We're looking for a full text information retrieval package that runs on
UNIX (the more flavors the better).  The plan is to write our own user interface
(client) that communicates to a unix server that we also write.  The unix 
server will take the clients search requests and communicate them to the 
search engine and pass the search results back to the client.

The search engine must be able to do keyword boolean searches.  Word-proximity
searching, weighted searching are also of interest.

The search engine must have a good programming interface.  It would be nice if
there was a run-time version of the search engine available so we don't have 
to buy a full package for every machine.  Although, utilities for maintaining
the database are also a consideration.

I am currently looking at BRS/Search and Topic by Verity.  These both seem
acceptable, but I would like to know of any other choices on the market.
Comments about BRS/Search and Topic are also welcome (I already have their 
literature, so I'd be more interested in opinion than fact.)  Are there any 
journals or magazines I should be reading?  It seems that everything I hear
about is SQL...

Please mail responses and I'll post a summary.

Thanks,
Andy Lieberman
Library Systems Office
UC Berkeley

paul@csnz.co.nz (Paul Gillingwater) (09/06/89)

In article <1989Aug30.204014.27985@agate.uucp> andy@garnet.berkeley.edu (Andy Lieberman) writes:
>We're looking for a full text information retrieval package that runs on
>UNIX (the more flavors the better).  

It's easier for me to post -- replies bounce too often with many US
sites that refuse to use fully-qualified domains.

Disclaimer:  I work for a dealer that sells BRS/Search.

I believe that BRS/Search is probably a good choice for some
applications.  We have developed many applications that use it,
and find that it has a very good programming interface.  I'm less
happy with the documentation, although there have been big improvements
recently.  Where BRS/Search falls down is that it does not have
any relational links between records or strong subrecord structuring.

We have programmed around that limitation by writing and interface
between BRS/Search and Informix SQL, which gives the best of both
worlds, i.e.
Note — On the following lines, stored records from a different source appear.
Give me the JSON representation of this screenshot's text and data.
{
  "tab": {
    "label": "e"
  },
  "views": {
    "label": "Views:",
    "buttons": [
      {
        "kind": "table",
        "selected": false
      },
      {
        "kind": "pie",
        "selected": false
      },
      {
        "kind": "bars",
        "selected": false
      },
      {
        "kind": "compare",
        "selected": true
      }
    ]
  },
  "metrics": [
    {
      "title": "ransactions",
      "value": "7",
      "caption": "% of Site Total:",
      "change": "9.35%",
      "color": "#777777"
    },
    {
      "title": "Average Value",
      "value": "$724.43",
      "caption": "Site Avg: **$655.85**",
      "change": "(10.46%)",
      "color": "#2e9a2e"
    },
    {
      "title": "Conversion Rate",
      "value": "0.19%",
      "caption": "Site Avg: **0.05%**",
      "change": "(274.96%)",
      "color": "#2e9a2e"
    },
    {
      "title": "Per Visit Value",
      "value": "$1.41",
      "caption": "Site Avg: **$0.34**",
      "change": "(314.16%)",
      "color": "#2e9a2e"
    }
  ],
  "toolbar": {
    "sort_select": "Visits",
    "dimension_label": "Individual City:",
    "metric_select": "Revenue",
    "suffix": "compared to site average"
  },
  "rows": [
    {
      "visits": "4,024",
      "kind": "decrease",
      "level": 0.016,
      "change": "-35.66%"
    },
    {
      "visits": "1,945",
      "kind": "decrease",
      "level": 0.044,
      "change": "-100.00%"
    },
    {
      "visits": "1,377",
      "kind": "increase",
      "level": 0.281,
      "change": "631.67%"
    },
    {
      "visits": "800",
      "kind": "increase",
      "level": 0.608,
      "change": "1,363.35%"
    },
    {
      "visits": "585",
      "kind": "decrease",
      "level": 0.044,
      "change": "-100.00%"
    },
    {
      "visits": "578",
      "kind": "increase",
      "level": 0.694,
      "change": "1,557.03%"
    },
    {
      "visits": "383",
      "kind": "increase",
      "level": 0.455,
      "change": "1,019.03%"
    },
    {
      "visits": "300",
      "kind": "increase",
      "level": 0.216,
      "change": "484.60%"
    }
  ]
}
BRS is used for a full MARC catalogue, and Informix is
used for the circulation control system for our library package.

My only other grumble with BRS is its price -- I think it's a bit
high -- but now that BRS has been taken over by a publishing empire,
I think we may see some more aggressive marketing....

-- 
Paul Gillingwater, Computer Sciences of New Zealand Limited
Domain: paul@csnz.co.nz  Bang: uunet!vuwcomp!dsiramd!csnz!paul
Call Magic Tower BBS V21/23/22/22bis 24 hrs NZ+64 4 767 326
SpringBoard BBS for Greenies! V22/22bis/HST NZ+64 4 767 742

andy@garnet.berkeley.edu (Andy Lieberman) (09/09/89)
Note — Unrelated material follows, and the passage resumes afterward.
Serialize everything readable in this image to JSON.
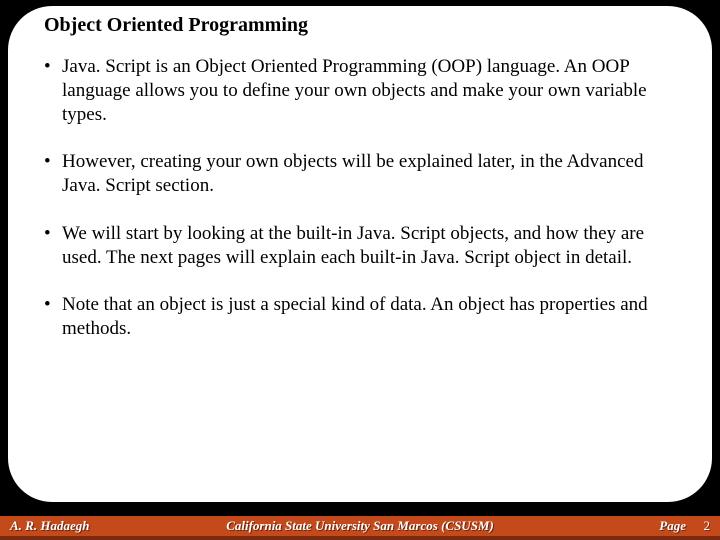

In article <1989Aug30.204014.27985@agate.uucp> I wrote:
>We're looking for a full text information retrieval package that runs on
>UNIX (the more flavors the better).  The plan is to write our own user interface
>(client) that communicates to a unix server that we also write.  The unix 
>server will take the clients search requests and communicate them to the 
>search engine and pass the search results back to the client.
>The search engine must be able to do keyword boolean searches.  Word-proximity
>searching, weighted searching are also of interest.
>

Here's what I got:

----------
From: billr@brspyr1.brs.com (Bill Rowe)
FYI.  We, here at BRS, are on the NET. (Big supprise, huh?) :-)

Since you already have documentation, you probably know that BRS/Search
does just about everything that you require, except provide information
on how to write an interface for our search engine.  Well, that's about to 
change:

My current project involves producing a manual which documents how to 
develop your own interface to the BRS Search Engine.  If you have questions
of a technical nature, email me and I'll do my best to get you the answer.

If you interested in an advanced copy of this manual, contact your Sales Rep.
(Whoever that is?).
-----------

The distributor I talked to was Main Street Software in New York,
(212)779-8398.  They also suggested ordering the MNS Reference Manual for $35.
MNS is their 4GL.  The manual explains everything that can be done through a 
C program interface.

-------------
From: rcsmith@anagld.berkeley.edu (Ray Smith)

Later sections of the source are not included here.